Wiesz Dorotko, gdy widzę coś dobrego, to chwalę :) A u Ciebie od początku przyciągnęło mnie wyczucie stylu, estetyka oraz ogólnie wysoka jakość treści jak i zdjęć. To niesamowite jak rozwinęłaś się w fotografii!

Odpowiedz
Milena - Parafrazy.pl 18 września 2019 - 07:51

Mam obecnie w szafie aż 5 par jeansów (z czego jedna z par ma ponad trzy lata i trochę widać już na nich znak czasu, gdyż są to spodnie z sieciówki, która nie słynie z dobrej jakości. A druga wciąż jest w reklamacji;)). Od jakiegoś czasu sama pokochałam fason mom-jeans z wysokim stanem i dużą zawartością bawełny. Kiedyś nosiłam głównie rurki biodrówki, dziś już wiem, że ten fason nie służy mojej figurze :) I masz rację, warto zainwestować w spodnie lepszej jakości, wówczas posłużą nam dłużej.

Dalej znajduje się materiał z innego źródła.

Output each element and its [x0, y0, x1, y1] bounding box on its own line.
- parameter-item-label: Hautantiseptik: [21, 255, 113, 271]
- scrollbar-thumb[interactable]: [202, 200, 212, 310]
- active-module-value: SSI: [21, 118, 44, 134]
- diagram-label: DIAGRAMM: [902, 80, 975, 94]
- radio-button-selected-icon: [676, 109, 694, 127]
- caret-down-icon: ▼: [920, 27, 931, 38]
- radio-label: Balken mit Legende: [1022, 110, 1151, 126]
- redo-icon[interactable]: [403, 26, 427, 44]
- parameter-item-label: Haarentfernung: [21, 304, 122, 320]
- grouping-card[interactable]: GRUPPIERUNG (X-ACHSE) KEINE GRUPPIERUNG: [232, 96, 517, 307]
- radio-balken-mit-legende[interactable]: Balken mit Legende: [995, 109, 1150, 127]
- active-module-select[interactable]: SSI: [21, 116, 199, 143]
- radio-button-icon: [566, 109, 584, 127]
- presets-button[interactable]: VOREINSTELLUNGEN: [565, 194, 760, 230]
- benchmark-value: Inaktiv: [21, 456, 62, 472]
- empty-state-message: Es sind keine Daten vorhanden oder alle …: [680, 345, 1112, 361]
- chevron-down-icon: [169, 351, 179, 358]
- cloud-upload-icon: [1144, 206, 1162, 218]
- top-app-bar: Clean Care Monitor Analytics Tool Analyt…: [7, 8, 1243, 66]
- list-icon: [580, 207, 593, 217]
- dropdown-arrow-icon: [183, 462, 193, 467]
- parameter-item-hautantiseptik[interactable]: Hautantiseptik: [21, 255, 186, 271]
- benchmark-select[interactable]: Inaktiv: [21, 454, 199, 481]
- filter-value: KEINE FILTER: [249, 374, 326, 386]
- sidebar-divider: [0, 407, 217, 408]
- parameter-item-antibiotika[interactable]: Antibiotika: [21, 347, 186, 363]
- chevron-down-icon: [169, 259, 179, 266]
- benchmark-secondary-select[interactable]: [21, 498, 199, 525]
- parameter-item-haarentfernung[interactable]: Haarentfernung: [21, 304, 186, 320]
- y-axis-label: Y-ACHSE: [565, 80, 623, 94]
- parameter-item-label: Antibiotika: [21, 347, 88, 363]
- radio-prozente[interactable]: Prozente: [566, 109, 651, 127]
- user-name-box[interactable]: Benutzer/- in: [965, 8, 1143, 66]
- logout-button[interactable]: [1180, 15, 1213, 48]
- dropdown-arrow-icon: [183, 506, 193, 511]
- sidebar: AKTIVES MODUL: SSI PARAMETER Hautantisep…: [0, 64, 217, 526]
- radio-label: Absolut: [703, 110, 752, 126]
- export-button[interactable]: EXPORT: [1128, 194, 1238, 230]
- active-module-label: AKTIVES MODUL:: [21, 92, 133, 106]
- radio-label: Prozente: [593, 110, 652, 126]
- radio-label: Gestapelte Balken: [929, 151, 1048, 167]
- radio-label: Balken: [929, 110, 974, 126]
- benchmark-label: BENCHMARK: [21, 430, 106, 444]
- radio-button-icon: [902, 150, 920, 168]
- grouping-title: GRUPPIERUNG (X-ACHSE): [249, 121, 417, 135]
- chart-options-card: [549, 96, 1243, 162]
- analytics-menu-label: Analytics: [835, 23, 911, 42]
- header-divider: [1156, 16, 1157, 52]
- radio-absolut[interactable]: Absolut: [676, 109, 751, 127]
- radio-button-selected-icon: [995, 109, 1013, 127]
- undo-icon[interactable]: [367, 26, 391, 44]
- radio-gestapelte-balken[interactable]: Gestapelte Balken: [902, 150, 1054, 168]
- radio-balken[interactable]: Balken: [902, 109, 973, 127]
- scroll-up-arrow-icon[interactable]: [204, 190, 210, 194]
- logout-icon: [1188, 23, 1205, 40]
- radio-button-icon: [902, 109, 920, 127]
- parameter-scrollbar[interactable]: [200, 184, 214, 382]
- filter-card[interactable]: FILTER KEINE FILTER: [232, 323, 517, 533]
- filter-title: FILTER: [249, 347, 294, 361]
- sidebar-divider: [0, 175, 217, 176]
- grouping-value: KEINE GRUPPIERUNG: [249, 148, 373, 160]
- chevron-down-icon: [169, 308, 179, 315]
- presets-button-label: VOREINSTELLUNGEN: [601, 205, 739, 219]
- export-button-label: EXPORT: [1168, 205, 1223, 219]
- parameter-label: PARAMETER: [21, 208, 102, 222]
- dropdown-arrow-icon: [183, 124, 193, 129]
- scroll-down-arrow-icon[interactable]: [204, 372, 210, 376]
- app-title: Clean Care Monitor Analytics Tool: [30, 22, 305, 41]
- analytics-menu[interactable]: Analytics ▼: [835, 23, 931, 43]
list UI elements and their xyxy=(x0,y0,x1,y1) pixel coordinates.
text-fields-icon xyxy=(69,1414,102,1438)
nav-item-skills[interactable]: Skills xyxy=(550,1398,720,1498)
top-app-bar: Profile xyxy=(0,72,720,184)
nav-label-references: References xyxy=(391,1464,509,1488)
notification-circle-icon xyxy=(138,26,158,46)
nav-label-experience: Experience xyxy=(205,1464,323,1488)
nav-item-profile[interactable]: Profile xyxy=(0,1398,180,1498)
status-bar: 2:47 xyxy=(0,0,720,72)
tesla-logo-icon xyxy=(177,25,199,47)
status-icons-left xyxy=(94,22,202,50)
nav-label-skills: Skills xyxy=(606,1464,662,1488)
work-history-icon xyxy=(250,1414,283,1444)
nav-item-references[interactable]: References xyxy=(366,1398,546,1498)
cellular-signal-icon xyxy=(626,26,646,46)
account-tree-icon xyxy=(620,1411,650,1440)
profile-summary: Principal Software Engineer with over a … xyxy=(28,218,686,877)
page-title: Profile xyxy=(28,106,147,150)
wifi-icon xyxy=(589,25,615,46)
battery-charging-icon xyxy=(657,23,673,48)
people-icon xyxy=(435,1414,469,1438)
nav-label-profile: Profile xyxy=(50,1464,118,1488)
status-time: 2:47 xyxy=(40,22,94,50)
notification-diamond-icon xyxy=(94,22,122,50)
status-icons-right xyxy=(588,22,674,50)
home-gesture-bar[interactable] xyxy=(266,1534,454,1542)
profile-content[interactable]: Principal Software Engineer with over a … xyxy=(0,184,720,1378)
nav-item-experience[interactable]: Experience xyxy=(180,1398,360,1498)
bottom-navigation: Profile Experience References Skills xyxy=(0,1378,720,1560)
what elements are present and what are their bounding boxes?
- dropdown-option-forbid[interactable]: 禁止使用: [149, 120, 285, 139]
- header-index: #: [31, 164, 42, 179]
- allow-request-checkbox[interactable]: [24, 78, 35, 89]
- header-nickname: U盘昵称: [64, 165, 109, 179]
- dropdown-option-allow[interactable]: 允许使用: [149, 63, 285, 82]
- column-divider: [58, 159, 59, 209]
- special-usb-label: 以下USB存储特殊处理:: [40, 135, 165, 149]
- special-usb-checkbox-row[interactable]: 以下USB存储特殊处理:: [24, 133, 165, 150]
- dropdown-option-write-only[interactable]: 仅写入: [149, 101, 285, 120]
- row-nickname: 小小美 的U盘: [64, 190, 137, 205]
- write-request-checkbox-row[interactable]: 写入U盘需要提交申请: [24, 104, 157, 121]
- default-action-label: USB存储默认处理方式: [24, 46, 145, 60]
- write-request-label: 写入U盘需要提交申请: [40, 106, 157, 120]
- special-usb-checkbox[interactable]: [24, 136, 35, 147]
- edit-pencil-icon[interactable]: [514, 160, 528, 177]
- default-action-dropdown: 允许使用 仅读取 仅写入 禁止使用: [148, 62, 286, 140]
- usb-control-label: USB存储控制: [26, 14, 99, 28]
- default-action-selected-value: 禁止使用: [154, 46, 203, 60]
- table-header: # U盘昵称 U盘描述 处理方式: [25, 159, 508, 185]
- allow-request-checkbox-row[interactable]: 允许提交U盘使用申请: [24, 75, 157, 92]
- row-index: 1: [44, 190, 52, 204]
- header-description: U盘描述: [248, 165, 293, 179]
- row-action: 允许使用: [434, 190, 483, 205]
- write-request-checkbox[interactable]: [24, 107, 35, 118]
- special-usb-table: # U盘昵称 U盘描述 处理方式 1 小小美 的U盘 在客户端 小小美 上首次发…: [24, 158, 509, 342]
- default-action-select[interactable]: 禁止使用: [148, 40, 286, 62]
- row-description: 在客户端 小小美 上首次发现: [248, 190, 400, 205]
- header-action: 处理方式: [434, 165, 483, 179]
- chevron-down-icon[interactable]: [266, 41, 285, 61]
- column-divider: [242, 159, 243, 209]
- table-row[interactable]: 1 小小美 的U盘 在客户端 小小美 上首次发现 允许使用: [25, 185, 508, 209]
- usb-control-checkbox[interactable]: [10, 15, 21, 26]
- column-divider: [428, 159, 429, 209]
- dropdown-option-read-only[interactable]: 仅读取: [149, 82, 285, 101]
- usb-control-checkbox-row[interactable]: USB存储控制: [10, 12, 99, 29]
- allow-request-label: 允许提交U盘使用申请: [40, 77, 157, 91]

Zwłaszcza jeśli już znajdziemy idealną parę i tak ciężko się z nią rozstać;)

Odpowiedz
Dorota Zalepa 18 września 2019 - 07:51

Też kiedyś wybierałam biodrówki, ale po dwóch cesarkach znacznie lepiej czuję się w wysokim stanie. :)

Odpowiedz
Karina 18 września 2019 - 07:51

Ja mam w szafie aż 6 par ale jestem człowiekiem, który dosłownie żyje w dżinsach :) W zasadzie to nie mam innych spodni, nawet po domu je noszę. Mam trzy pary rurek z normalnym stanem, jedne rurki z wysokim stanem, boyfriendy i jedną parę o kroju slim fit. Najrzadziej noszę te z wysokim stanem bo pomimo tego że wszystkie poradniki sugerują je jako najlepsze dla mojej sylwetki to nie czuję się w nich komfortowo, uważam, że jeszcze bardziej podkreślają mój wystający brzuch :(

Odpowiedz
Dorota Zalepa 23 września 2019 - 08:14

Dlatego nie warto ślepo podążać za radami z poradników, one powinny być jedynie wskazówką. Ja jakoś nie mogę chodzić w domu w dżinsach, jestem już tak przyzwyczajona do sportowych ubrań typu joggersy, spodnie dresowe lub legginsy, że nie jestem w stanie się przełamać. Ale w końcu w domu chcę się czuć komfortowo. :)

Odpowiedz
Karolina Gie 23 września 2019 - 08:14

Ja jestem dość niska (162) i ostatnio polubiłam się ze spodniami 7/8 choć zawsze myślałam, że nie dla mnie. Fakt, że z balerinkami nie wygląda to dobrze, ale wystarczy dać obcas i od razu lepiej :)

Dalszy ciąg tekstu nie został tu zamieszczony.